The Ontario Real Estate Association has asked the province to allow agents to be able to disclose offer prices and additional details such as closing dates and any other conditions to potential bidders, if multiple offers are on the table.
The group's chief executive, Tim Hudak, says there is a growing demand for more transparent transactions.
In Ontario, realtors are permitted to share the price of a competing offer with another buyer, but only if all parties involved agree to the auction process, and the practice is rare.
Dan Gemus, the C.E.O. of Dan Gemus Real Estate, supports an open bidding process.
"All the buyers would know what the current offer sits at and they could overbid by whatever the reserve is set at," says Gemus. "If there's five offers and the listing price is $200,000 you then see what is happening."
Gemus says buyers and sellers are split on the idea.
"There's some pros and cons.

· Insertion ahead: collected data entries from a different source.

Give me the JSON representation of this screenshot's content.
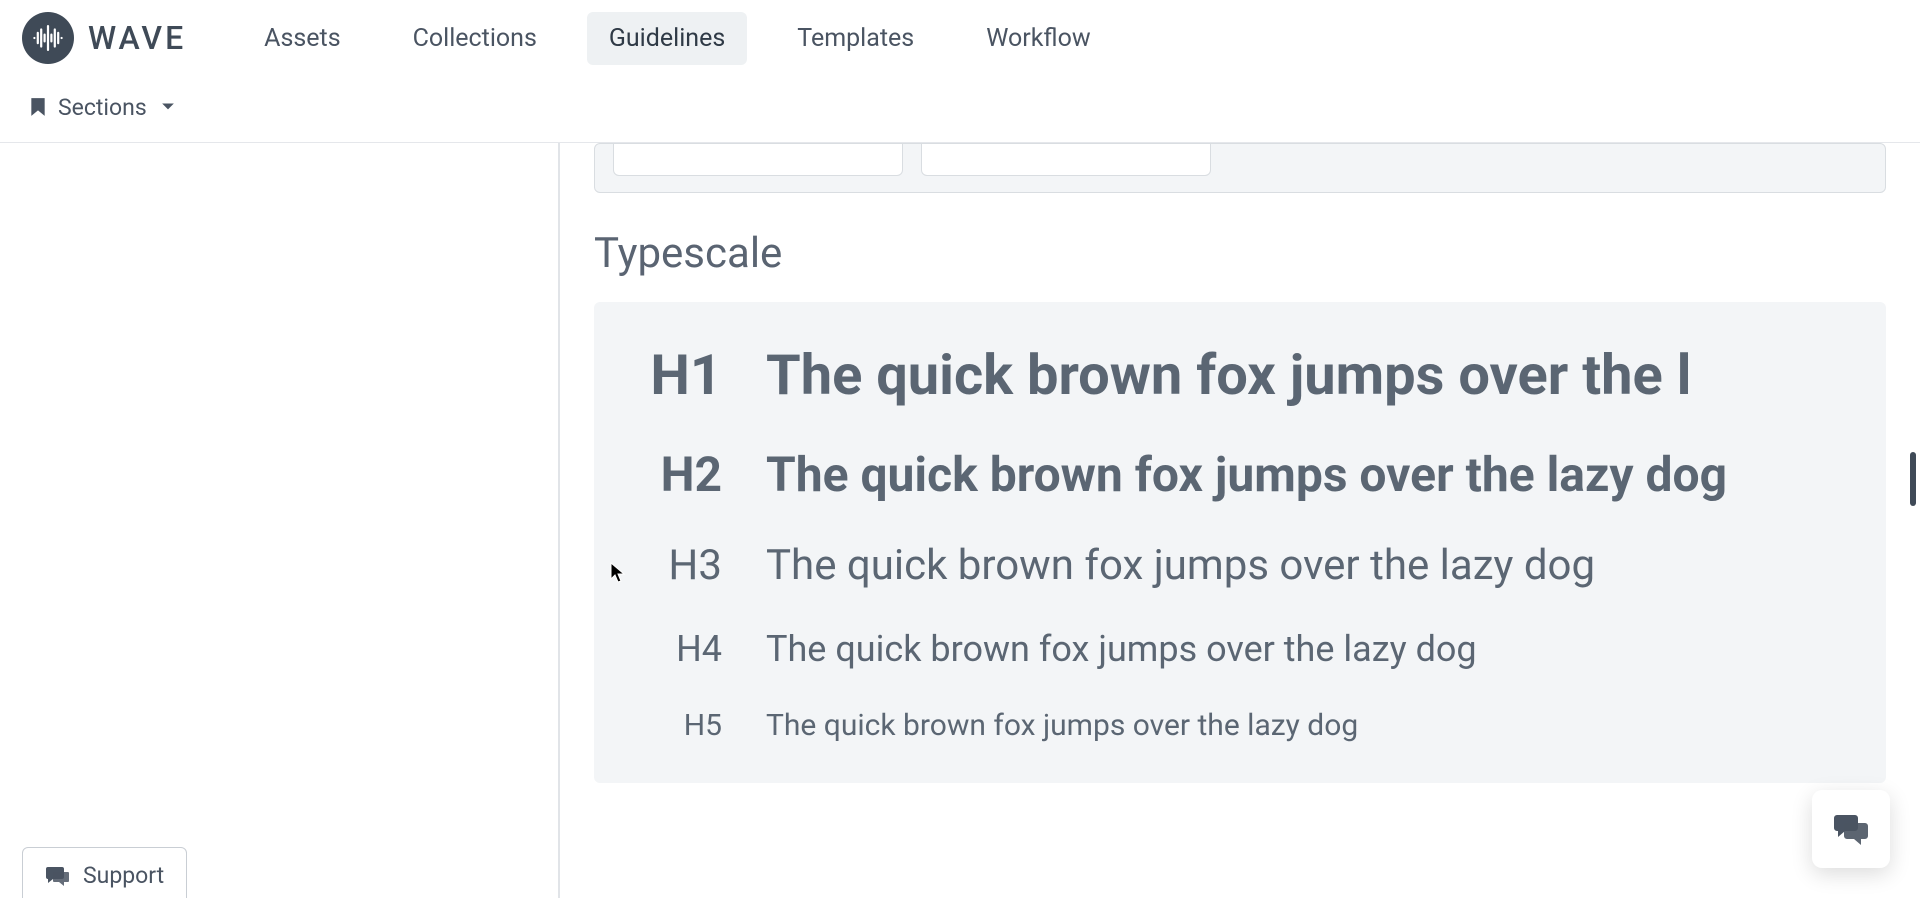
{
  "brand": {
    "name": "WAVE"
  },
  "nav": {
    "tabs": [
      {
        "label": "Assets",
        "active": false
      },
      {
        "label": "Collections",
        "active": false
      },
      {
        "label": "Guidelines",
        "active": true
      },
      {
        "label": "Templates",
        "active": false
      },
      {
        "label": "Workflow",
        "active": false
      }
    ],
    "sections_label": "Sections"
  },
  "content": {
    "section_title": "Typescale",
    "typescale": [
      {
        "label": "H1",
        "sample": "The quick brown fox jumps over the l"
      },
      {
        "label": "H2",
        "sample": "The quick brown fox jumps over the lazy dog"
      },
      {
        "label": "H3",
        "sample": "The quick brown fox jumps over the lazy dog"
      },
      {
        "label": "H4",
        "sample": "The quick brown fox jumps over the lazy dog"
      },
      {
        "label": "H5",
        "sample": "The quick brown fox jumps over the lazy dog"
      }
    ]
  },
  "footer": {
    "support_label": "Support"
  }
}
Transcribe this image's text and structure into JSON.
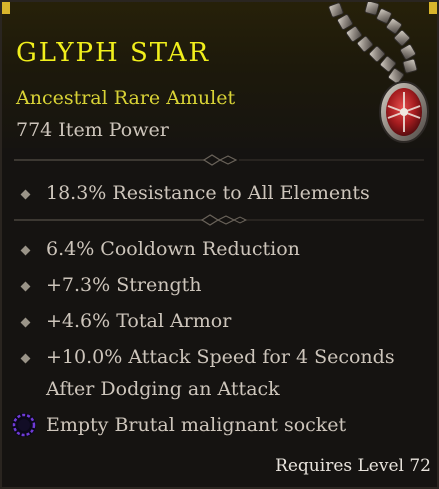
{
  "item": {
    "name": "GLYPH STAR",
    "type": "Ancestral Rare Amulet",
    "item_power": "774 Item Power"
  },
  "implicit_affixes": [
    {
      "text": "18.3% Resistance to All Elements"
    }
  ],
  "affixes": [
    {
      "text": "6.4% Cooldown Reduction"
    },
    {
      "text": "+7.3% Strength"
    },
    {
      "text": "+4.6% Total Armor"
    },
    {
      "line1": "+10.0% Attack Speed for 4 Seconds",
      "line2": "After Dodging an Attack"
    }
  ],
  "socket": {
    "text": "Empty Brutal malignant socket",
    "icon": "malignant-socket-icon"
  },
  "requirement": "Requires Level 72",
  "colors": {
    "name": "#f1ef1c",
    "type": "#d9d336",
    "body_text": "#cdc5bb",
    "socket_ring": "#6f3bd6"
  }
}
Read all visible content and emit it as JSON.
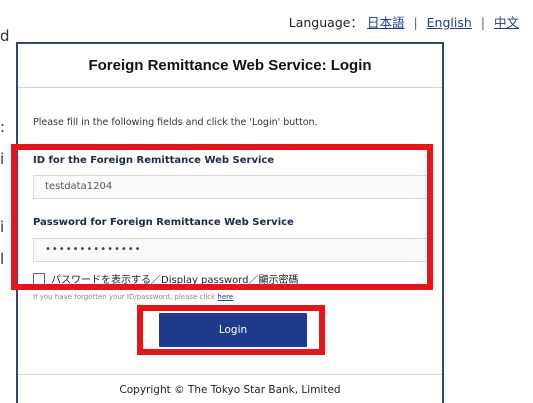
{
  "language_bar": {
    "label": "Language：",
    "links": [
      "日本語",
      "English",
      "中文"
    ],
    "separator": "|"
  },
  "background_fragments": [
    "d",
    ":",
    "i",
    "i",
    "l"
  ],
  "login": {
    "title": "Foreign Remittance Web Service: Login",
    "instructions": "Please fill in the following fields and click the 'Login' button.",
    "id_label": "ID for the Foreign Remittance Web Service",
    "id_value": "testdata1204",
    "password_label": "Password for Foreign Remittance Web Service",
    "password_value": "••••••••••••••",
    "show_password_label": "パスワードを表示する／Display password／顯示密碼",
    "show_password_checked": false,
    "forgot_text": "If you have forgotten your ID/password, please click ",
    "forgot_link": "here",
    "forgot_end": ".",
    "login_button": "Login",
    "copyright": "Copyright © The Tokyo Star Bank, Limited"
  },
  "colors": {
    "highlight": "#e8141c",
    "button": "#1e3a8a",
    "card_border": "#2b4a70",
    "link": "#1a3a9c"
  }
}
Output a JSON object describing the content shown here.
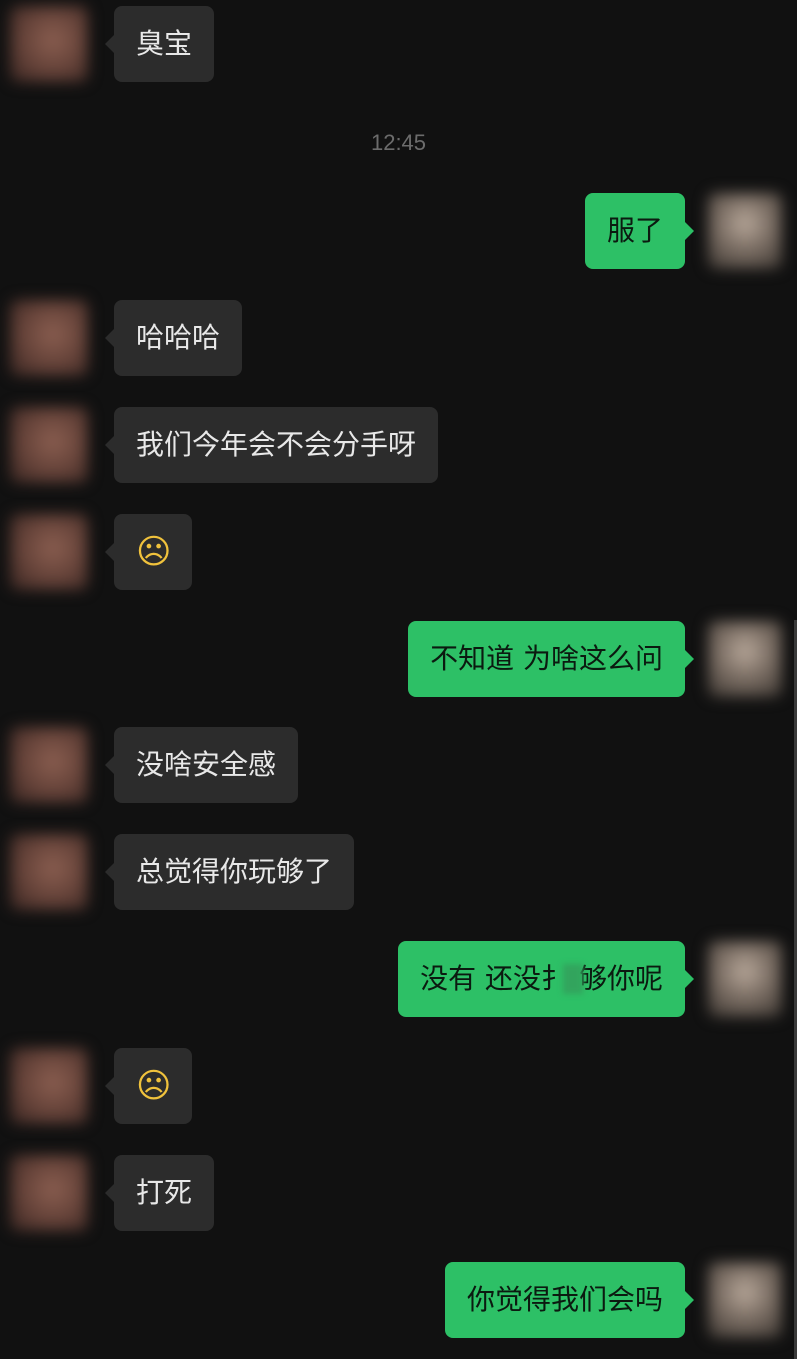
{
  "timestamp": "12:45",
  "messages": [
    {
      "side": "in",
      "text": "臭宝"
    },
    {
      "side": "out",
      "text": "服了"
    },
    {
      "side": "in",
      "text": "哈哈哈"
    },
    {
      "side": "in",
      "text": "我们今年会不会分手呀"
    },
    {
      "side": "in",
      "emoji": "sad-face"
    },
    {
      "side": "out",
      "text": "不知道 为啥这么问"
    },
    {
      "side": "in",
      "text": "没啥安全感"
    },
    {
      "side": "in",
      "text": "总觉得你玩够了"
    },
    {
      "side": "out",
      "text_before": "没有 还没扌",
      "text_after": "够你呢"
    },
    {
      "side": "in",
      "emoji": "sad-face"
    },
    {
      "side": "in",
      "text": "打死"
    },
    {
      "side": "out",
      "text": "你觉得我们会吗"
    }
  ],
  "colors": {
    "background": "#111111",
    "incoming_bubble": "#2c2c2c",
    "outgoing_bubble": "#2dc066",
    "timestamp": "#6c6c6c"
  }
}
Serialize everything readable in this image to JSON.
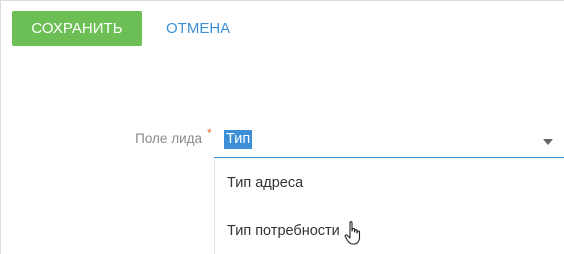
{
  "toolbar": {
    "save_label": "СОХРАНИТЬ",
    "cancel_label": "ОТМЕНА"
  },
  "form": {
    "field_label": "Поле лида",
    "required_mark": "*",
    "selected_value": "Тип"
  },
  "dropdown": {
    "options": [
      "Тип адреса",
      "Тип потребности"
    ]
  },
  "colors": {
    "save_button": "#6cbf55",
    "link": "#3c8fd6",
    "required": "#f0692b"
  },
  "icons": {
    "caret": "chevron-down-icon",
    "cursor": "hand-pointer-icon"
  }
}
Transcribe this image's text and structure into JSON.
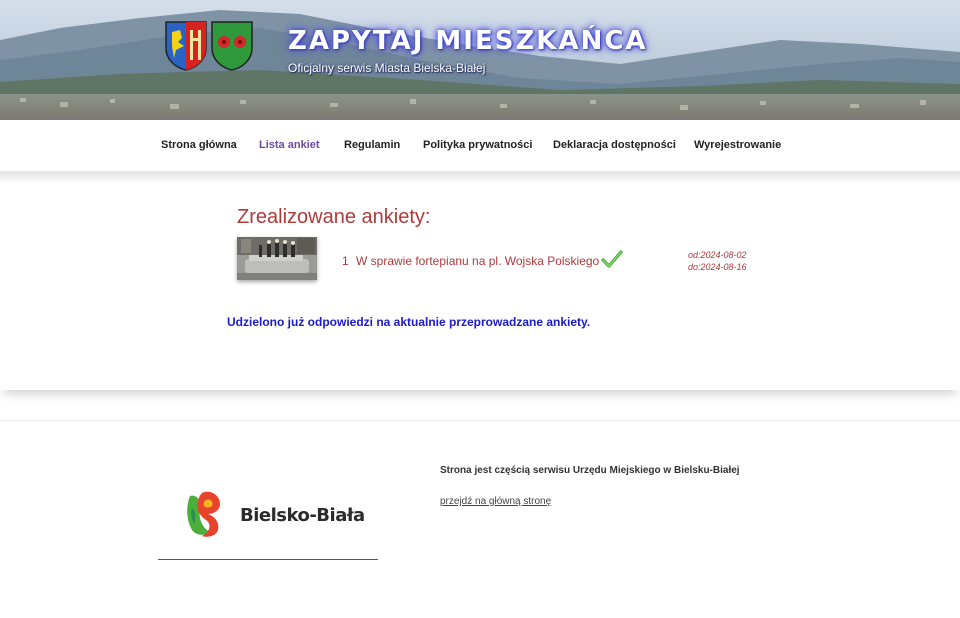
{
  "header": {
    "title": "ZAPYTAJ MIESZKAŃCA",
    "subtitle": "Oficjalny serwis Miasta Bielska-Białej"
  },
  "nav": {
    "items": [
      {
        "label": "Strona główna",
        "active": false
      },
      {
        "label": "Lista ankiet",
        "active": true
      },
      {
        "label": "Regulamin",
        "active": false
      },
      {
        "label": "Polityka prywatności",
        "active": false
      },
      {
        "label": "Deklaracja dostępności",
        "active": false
      },
      {
        "label": "Wyrejestrowanie",
        "active": false
      }
    ]
  },
  "main": {
    "heading": "Zrealizowane ankiety:",
    "surveys": [
      {
        "number": "1",
        "title": "W sprawie fortepianu na pl. Wojska Polskiego",
        "date_from": "od:2024-08-02",
        "date_to": "do:2024-08-16",
        "status_icon": "check-icon"
      }
    ],
    "notice": "Udzielono już odpowiedzi na aktualnie przeprowadzane ankiety."
  },
  "footer": {
    "logo_text": "Bielsko-Biała",
    "info": "Strona jest częścią serwisu Urzędu Miejskiego w Bielsku-Białej",
    "link": "przejdź na główną stronę"
  },
  "colors": {
    "accent_red": "#b03a3a",
    "nav_active": "#6b4aa8",
    "notice_blue": "#1a1ad0",
    "check_green": "#3fae2a"
  }
}
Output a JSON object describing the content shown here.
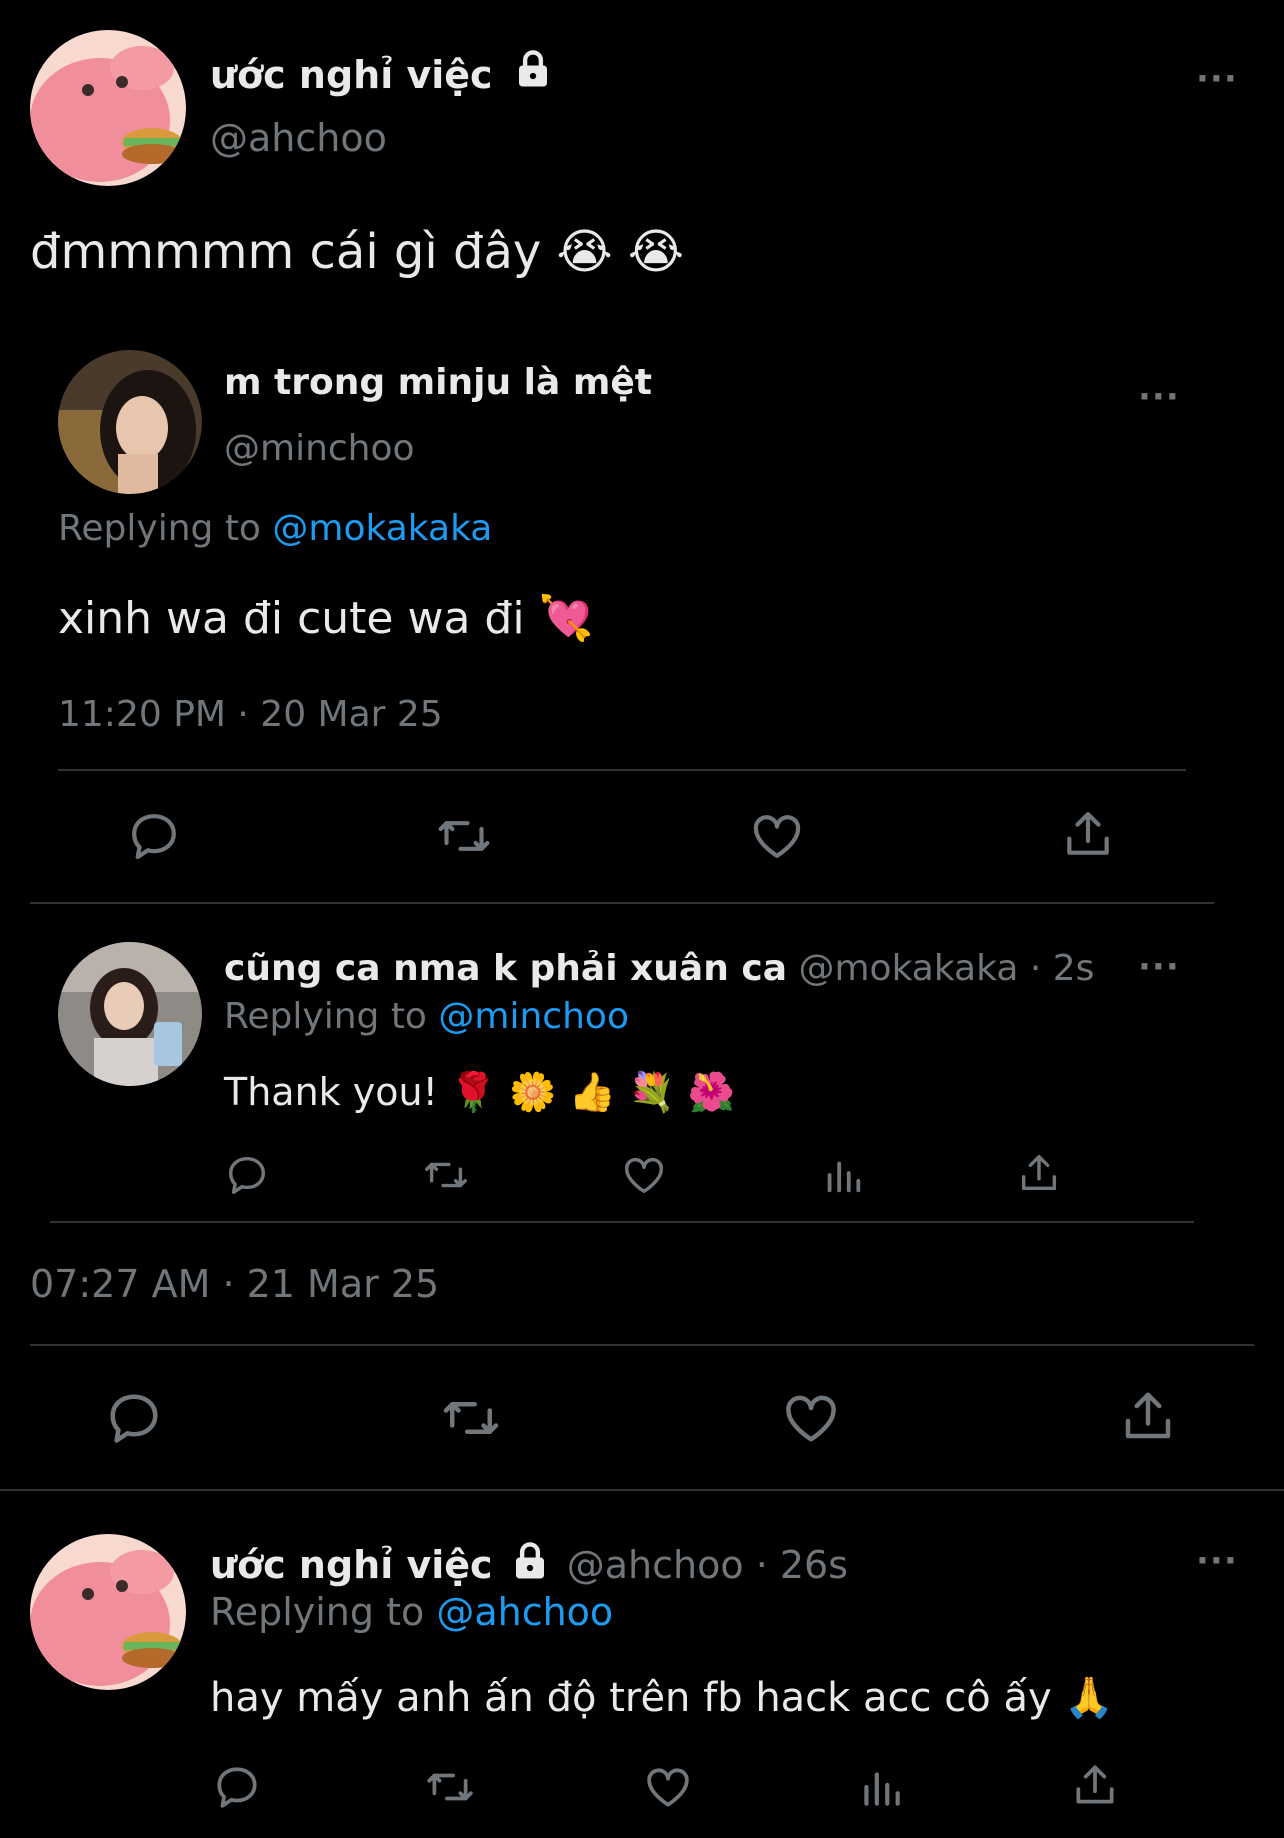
{
  "main_tweet": {
    "display_name": "ước nghỉ việc",
    "handle": "@ahchoo",
    "text": "đmmmmm cái gì đây 😭 😭",
    "timestamp": "07:27 AM · 21 Mar 25",
    "more_label": "···"
  },
  "quoted_tweet": {
    "display_name": "m trong minju là mệt",
    "handle": "@minchoo",
    "replying_prefix": "Replying to",
    "replying_to": "@mokakaka",
    "text": "xinh wa đi cute wa đi 💘",
    "timestamp": "11:20 PM · 20 Mar 25",
    "more_label": "···"
  },
  "quoted_reply": {
    "display_name": "cũng ca nma k phải xuân ca",
    "handle": "@mokakaka",
    "time_ago": "· 2s",
    "replying_prefix": "Replying to",
    "replying_to": "@minchoo",
    "text": "Thank you! 🌹 🌼 👍 💐 🌺",
    "more_label": "···"
  },
  "reply": {
    "display_name": "ước nghỉ việc",
    "handle": "@ahchoo",
    "time_ago": "· 26s",
    "replying_prefix": "Replying to",
    "replying_to": "@ahchoo",
    "text": "hay mấy anh ấn độ trên fb hack acc cô ấy 🙏",
    "more_label": "···"
  },
  "icons": [
    "reply-icon",
    "retweet-icon",
    "like-icon",
    "views-icon",
    "share-icon",
    "lock-icon",
    "more-icon"
  ],
  "colors": {
    "background": "#000000",
    "text": "#e7e9ea",
    "muted": "#71767b",
    "link": "#1d9bf0",
    "divider": "#2f3336"
  }
}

People are talking both ways. Some are saying 'Okay as a seller I may not like that as much because what if I don't get as much as I would have if it had been kept secret,'" say Gemus.
He adds.some concerns have been raised over opening bidding...
"You have those who say 'great' but then people going to start having fake offers, fake buyers coming forward," says Gemus. "There's no real of stopping but I don't think that's a huge issue that we're seeing. Is it possible? I guess it's possible, but I don't think it would be real issue."
Gemus says it may ease some of the wild overbidding for homes but he says in an auction-style process the price could still be pushed higher if buyers really want a property.